Rayburn D. Hanzlik's job is to collect the excess money some oil companies charged for gasoline, heating oil and other petroleum products during more than seven years of government price controls. He is now trying to persuade the nation that the amount he is supposed to collect is nowhere near $10 billion to $20 billion.
Those oft-repeated figures, he said in an interview, are "grossly inflated." The General Accounting Office's estimate of $13 billion is also "grossly inflated," he said. Overcharges probably were about 15 percent of those figures (about $1.5 billion to $3 billion), he estimated, and, he said, his agency is developing better numbers.
The 43-year-old veteran of previous administrations is now chief of the Energy Department's Economic Regulatory Administration. He came back to Washington this time from a Los Angeles law firm, where he was a legal adviser to an Alaska oil refinery project. Although he has been in Washington for only three months, he has created some problems for himself on Capitol Hill.
Besides calling the overcharge figures inflated, he announced a reorganization of his office that includes cutting field offices from 50 to eight and reducing personnel by 150, and was quoted as telling Oklahoma City Republicans that the law he is supposed to enforce is "a monster the courts would no doubt throw out."
Hanzlik's goal is to put his agency out of business by Sept. 30, and that is the crux of the problem. When petroleum price and allocation controls were lifted by President Reagan early last year, Congress demanded and received assurances from Energy Secretary James B. Edwards that there would be "no amnesty" for violators.

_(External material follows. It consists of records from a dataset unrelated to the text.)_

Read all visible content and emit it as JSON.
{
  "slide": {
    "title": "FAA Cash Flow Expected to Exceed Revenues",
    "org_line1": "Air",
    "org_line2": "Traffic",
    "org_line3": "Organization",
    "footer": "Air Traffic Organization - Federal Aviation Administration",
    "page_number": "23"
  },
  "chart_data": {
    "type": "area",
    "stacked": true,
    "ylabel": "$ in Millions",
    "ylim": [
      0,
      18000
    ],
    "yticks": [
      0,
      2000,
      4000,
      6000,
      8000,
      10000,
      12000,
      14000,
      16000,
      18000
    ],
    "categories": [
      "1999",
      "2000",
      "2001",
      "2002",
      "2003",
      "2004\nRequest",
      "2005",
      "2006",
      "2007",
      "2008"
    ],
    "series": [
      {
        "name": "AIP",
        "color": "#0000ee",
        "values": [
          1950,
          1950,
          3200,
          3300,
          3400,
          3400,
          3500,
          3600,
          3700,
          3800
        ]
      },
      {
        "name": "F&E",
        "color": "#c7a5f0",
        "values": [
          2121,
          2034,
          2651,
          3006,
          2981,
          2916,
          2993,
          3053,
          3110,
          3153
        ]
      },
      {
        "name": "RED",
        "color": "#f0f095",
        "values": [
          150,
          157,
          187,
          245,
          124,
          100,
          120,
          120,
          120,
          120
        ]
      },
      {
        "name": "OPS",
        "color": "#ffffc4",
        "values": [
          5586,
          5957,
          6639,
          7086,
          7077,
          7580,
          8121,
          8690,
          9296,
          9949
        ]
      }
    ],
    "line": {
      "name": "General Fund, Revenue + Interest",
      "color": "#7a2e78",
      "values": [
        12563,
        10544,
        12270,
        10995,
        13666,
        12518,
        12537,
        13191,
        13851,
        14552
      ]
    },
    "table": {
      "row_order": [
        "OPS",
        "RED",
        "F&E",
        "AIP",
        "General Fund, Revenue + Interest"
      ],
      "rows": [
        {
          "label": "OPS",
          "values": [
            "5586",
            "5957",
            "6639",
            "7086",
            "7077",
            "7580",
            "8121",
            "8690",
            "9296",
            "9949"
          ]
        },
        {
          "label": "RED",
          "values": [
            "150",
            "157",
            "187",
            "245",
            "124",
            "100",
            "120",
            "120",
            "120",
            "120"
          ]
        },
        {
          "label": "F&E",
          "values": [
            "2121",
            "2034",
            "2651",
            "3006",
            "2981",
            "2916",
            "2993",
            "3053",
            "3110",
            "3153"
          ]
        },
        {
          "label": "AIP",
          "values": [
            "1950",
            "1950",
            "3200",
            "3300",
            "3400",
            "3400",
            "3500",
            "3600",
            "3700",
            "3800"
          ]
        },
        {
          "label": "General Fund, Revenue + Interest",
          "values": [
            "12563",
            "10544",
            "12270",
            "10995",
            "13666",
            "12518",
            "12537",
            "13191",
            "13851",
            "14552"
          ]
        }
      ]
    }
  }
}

Funds were appropriated to keep the Economic Regulatory Administration operating until the overcharge cases were either settled or referred to the Justice Department for litigation.
Hanzlik's controversial characterization of the Emergency Petroleum Allocation Act of 1973 was reported in the Oklahoma City Times, along with comments that appear to suggest that oil companies would be better off litigating overcharge accusations than settling them, as some have done.
"We'll actually work a higher figure through out-of-court settlements than you might get in court," Hanzlik said, according to The Times. "But litigation would be preferable because we believe most of these laws and regulations would be thrown out in court. From an academic standpoint, it would be good to show how irrational and how flimsy most of this act was."
In an interview with The Washington Post, Hanzlik said, "I would never phrase it that way," but the reporter "may have it on a tape machine. I certainly wouldn't state that as a policy."
"What I was trying to say," he told The Post, "and this is what I believe: we have 1,000 pending cases we have to clean up. The reason most of these cases are still here is because this is a new law, never litigated, and our folks have had to make some interpretive calls. It's my experience so far that we have on a number of cases made too liberal an interpretation of the law."
The Oklahoma City Times story prompted Rep. John D. Dingell (D-Mich.), chairman of the the House Energy and Commerce oversight subcommittee, to ask the Energy Department's inspector general for a full investigation. Dingell also suggested Hanzlik resign, which Hanzlik said he has no intention of doing. "I have to explain to Dingell that his concern has no basis."
But don't the administrator's comments encourage, even invite, the oil companies to balk at out-of-court settlements and to litigate forever?
Hanzlik said he doesn't think so. Nonetheless, he said, "If I am faced with a law where I think I will have a tough time in court, I will try to settle it. Litigation takes a long time, and there is a possibility I will lose. The oil companies agree with this approach becasuse they don't know how the litigation is going to come out. From their standpoint, it is equally attractive to get it off their books and go on with their business."
It will be particularly attractive if the companies end up owing only 15 percent of the original estimates. Hanzlik conceded he has a public relations problem explaining that one.
"It's very complicated," he said. He said an auditor would go into an oil refinery, find a month-long overcharge at one of 100 points in the system, infer from that that the overcharge occurred over a lengthy period of time, and compute a large figure.
After the company was served with a notice of probable violation and permitted to present more evidence, Hanzlik said, he has learned that auditors frequently had discovered aberrations or shifts in funds that "washed out" in subsequent transactions long before the petroleum product was sold to a middleman or even at the gasoline pump. No damage, no penalty.
That does not mean, Hanzlik said, that there were no overcharges.
"We've got some bad guys out there," he said. "People have taken advantage of the system and those are the ones we particularly want to identify."